Dear Friends,
A month or two ago, I needed the state inspection done for my car. I decided to go to the combination state inspection / coffeehouse place up the street. Two birds, one stone. As I am waiting with my latte for the inspection to be done, I observe two small children coloring under the watchful eye of the barista, who appeared to be their older sibling or perhaps their parent. (I’m not great at judging ages.)
“We have to draw a park, but we don’t know how,” the children suddenly wail. Children get that way; something must be accomplished with the utmost urgency, but it’s not important for them to give any context. Their guardian says, “Okay, can you draw swings?” and the children nod and use their crayons to draw swings. “Great, can you draw trees? Can you draw two trees?” The children do this dutifully. “How about some grass?” The children scribble for a while.
“Guess what we did? We drew a park!” At this point, the children lose their shit. “We did it! We didn’t think we could do it! But we did.”
At the two-year mark of the pandemic, sometimes, everything feels like hopeless bullshit. The sheer muchness of it all. People are dying, people are refusing to take this seriously. I don’t know how to make shelters anymore.
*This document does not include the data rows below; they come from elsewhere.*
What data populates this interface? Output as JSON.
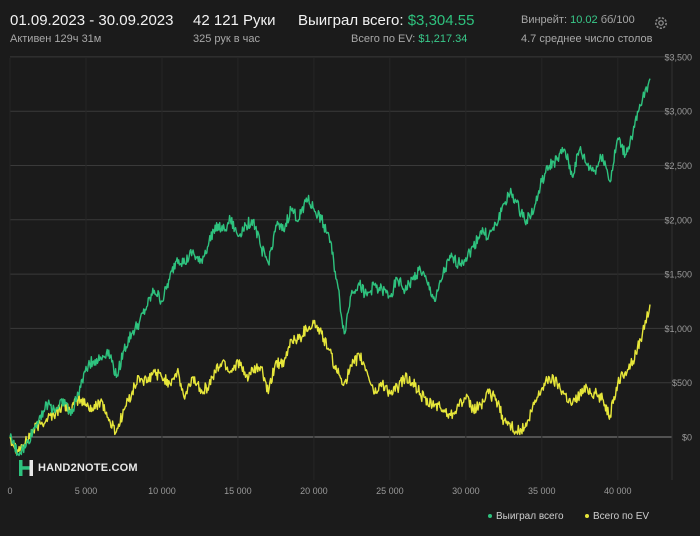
{
  "header": {
    "date_range": "01.09.2023 - 30.09.2023",
    "active_time": "Активен 129ч 31м",
    "hands": "42 121 Руки",
    "hands_per_hour": "325 рук в час",
    "won_label": "Выиграл всего:",
    "won_value": "$3,304.55",
    "ev_label": "Всего по EV:",
    "ev_value": "$1,217.34",
    "winrate_label": "Винрейт:",
    "winrate_value": "10.02",
    "winrate_unit": "бб/100",
    "avg_tables": "4.7 среднее число столов"
  },
  "logo": {
    "text": "HAND2NOTE.COM"
  },
  "icons": {
    "settings": "gear-icon"
  },
  "legend": {
    "won": "Выиграл всего",
    "ev": "Всего по EV"
  },
  "colors": {
    "background": "#1b1b1b",
    "won_line": "#2ec27e",
    "ev_line": "#e6e63a",
    "grid": "#3a3a3a",
    "zero_line": "#8a8a8a"
  },
  "chart_data": {
    "type": "line",
    "x_ticks": [
      0,
      5000,
      10000,
      15000,
      20000,
      25000,
      30000,
      35000,
      40000
    ],
    "x_tick_labels": [
      "0",
      "5 000",
      "10 000",
      "15 000",
      "20 000",
      "25 000",
      "30 000",
      "35 000",
      "40 000"
    ],
    "y_ticks": [
      0,
      500,
      1000,
      1500,
      2000,
      2500,
      3000,
      3500
    ],
    "y_tick_labels": [
      "$0",
      "$500",
      "$1,000",
      "$1,500",
      "$2,000",
      "$2,500",
      "$3,000",
      "$3,500"
    ],
    "xlim": [
      0,
      42121
    ],
    "ylim": [
      -300,
      3500
    ],
    "grid": true,
    "legend_position": "bottom-right",
    "series": [
      {
        "name": "Выиграл всего",
        "color": "#2ec27e",
        "x": [
          0,
          500,
          1000,
          1500,
          2000,
          2500,
          3000,
          3500,
          4000,
          4500,
          5000,
          5500,
          6000,
          6500,
          7000,
          7500,
          8000,
          8500,
          9000,
          9500,
          10000,
          10500,
          11000,
          11500,
          12000,
          12500,
          13000,
          13500,
          14000,
          14500,
          15000,
          15500,
          16000,
          16500,
          17000,
          17500,
          18000,
          18500,
          19000,
          19500,
          20000,
          20500,
          21000,
          21500,
          22000,
          22500,
          23000,
          23500,
          24000,
          24500,
          25000,
          25500,
          26000,
          26500,
          27000,
          27500,
          28000,
          28500,
          29000,
          29500,
          30000,
          30500,
          31000,
          31500,
          32000,
          32500,
          33000,
          33500,
          34000,
          34500,
          35000,
          35500,
          36000,
          36500,
          37000,
          37500,
          38000,
          38500,
          39000,
          39500,
          40000,
          40500,
          41000,
          41500,
          42121
        ],
        "y": [
          0,
          -150,
          -100,
          50,
          200,
          300,
          250,
          350,
          200,
          400,
          650,
          700,
          720,
          800,
          550,
          800,
          950,
          1050,
          1200,
          1350,
          1250,
          1450,
          1650,
          1600,
          1700,
          1600,
          1750,
          1950,
          1900,
          2000,
          1850,
          1950,
          2000,
          1750,
          1600,
          1950,
          1900,
          2100,
          2000,
          2200,
          2100,
          2000,
          1850,
          1450,
          950,
          1350,
          1400,
          1300,
          1400,
          1350,
          1300,
          1450,
          1350,
          1450,
          1550,
          1400,
          1250,
          1500,
          1650,
          1600,
          1650,
          1750,
          1900,
          1850,
          1950,
          2150,
          2250,
          2100,
          2000,
          2100,
          2350,
          2500,
          2550,
          2650,
          2400,
          2650,
          2500,
          2450,
          2600,
          2350,
          2750,
          2600,
          2800,
          3050,
          3300
        ]
      },
      {
        "name": "Всего по EV",
        "color": "#e6e63a",
        "x": [
          0,
          500,
          1000,
          1500,
          2000,
          2500,
          3000,
          3500,
          4000,
          4500,
          5000,
          5500,
          6000,
          6500,
          7000,
          7500,
          8000,
          8500,
          9000,
          9500,
          10000,
          10500,
          11000,
          11500,
          12000,
          12500,
          13000,
          13500,
          14000,
          14500,
          15000,
          15500,
          16000,
          16500,
          17000,
          17500,
          18000,
          18500,
          19000,
          19500,
          20000,
          20500,
          21000,
          21500,
          22000,
          22500,
          23000,
          23500,
          24000,
          24500,
          25000,
          25500,
          26000,
          26500,
          27000,
          27500,
          28000,
          28500,
          29000,
          29500,
          30000,
          30500,
          31000,
          31500,
          32000,
          32500,
          33000,
          33500,
          34000,
          34500,
          35000,
          35500,
          36000,
          36500,
          37000,
          37500,
          38000,
          38500,
          39000,
          39500,
          40000,
          40500,
          41000,
          41500,
          42121
        ],
        "y": [
          0,
          -120,
          -60,
          60,
          120,
          180,
          220,
          300,
          250,
          350,
          300,
          250,
          350,
          150,
          50,
          250,
          400,
          550,
          500,
          600,
          550,
          500,
          600,
          350,
          550,
          450,
          450,
          600,
          700,
          600,
          700,
          550,
          600,
          650,
          400,
          700,
          650,
          900,
          900,
          1000,
          1050,
          950,
          800,
          600,
          500,
          650,
          750,
          600,
          400,
          500,
          400,
          450,
          550,
          500,
          400,
          300,
          300,
          250,
          200,
          300,
          350,
          250,
          300,
          400,
          350,
          150,
          100,
          50,
          100,
          300,
          450,
          550,
          500,
          400,
          300,
          400,
          450,
          400,
          350,
          200,
          500,
          600,
          700,
          900,
          1220
        ]
      }
    ]
  }
}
I don’t know how to make beautiful places. (And to think I wrote this note before Putin’s invasion of Ukraine. Somehow, shelter as a concept is even more precarious.)
But I do know how to draw a swing. Two upside-down U’s, a line on top, two parallel lines hanging down, with a swoosh in the middle. Any color or colors of crayon will do.
It’s a start.
I have to believe in the power of art, in the power of making. I have to believe that we can still, despite everything, be creators.
Here is proof. We are still making things. We are making poems of joy, stories of sorrow, collages of pain, erasures of old letters. And if you feel like you’ve forgotten how to do it yourself, I’ve got a fresh pack of crayons.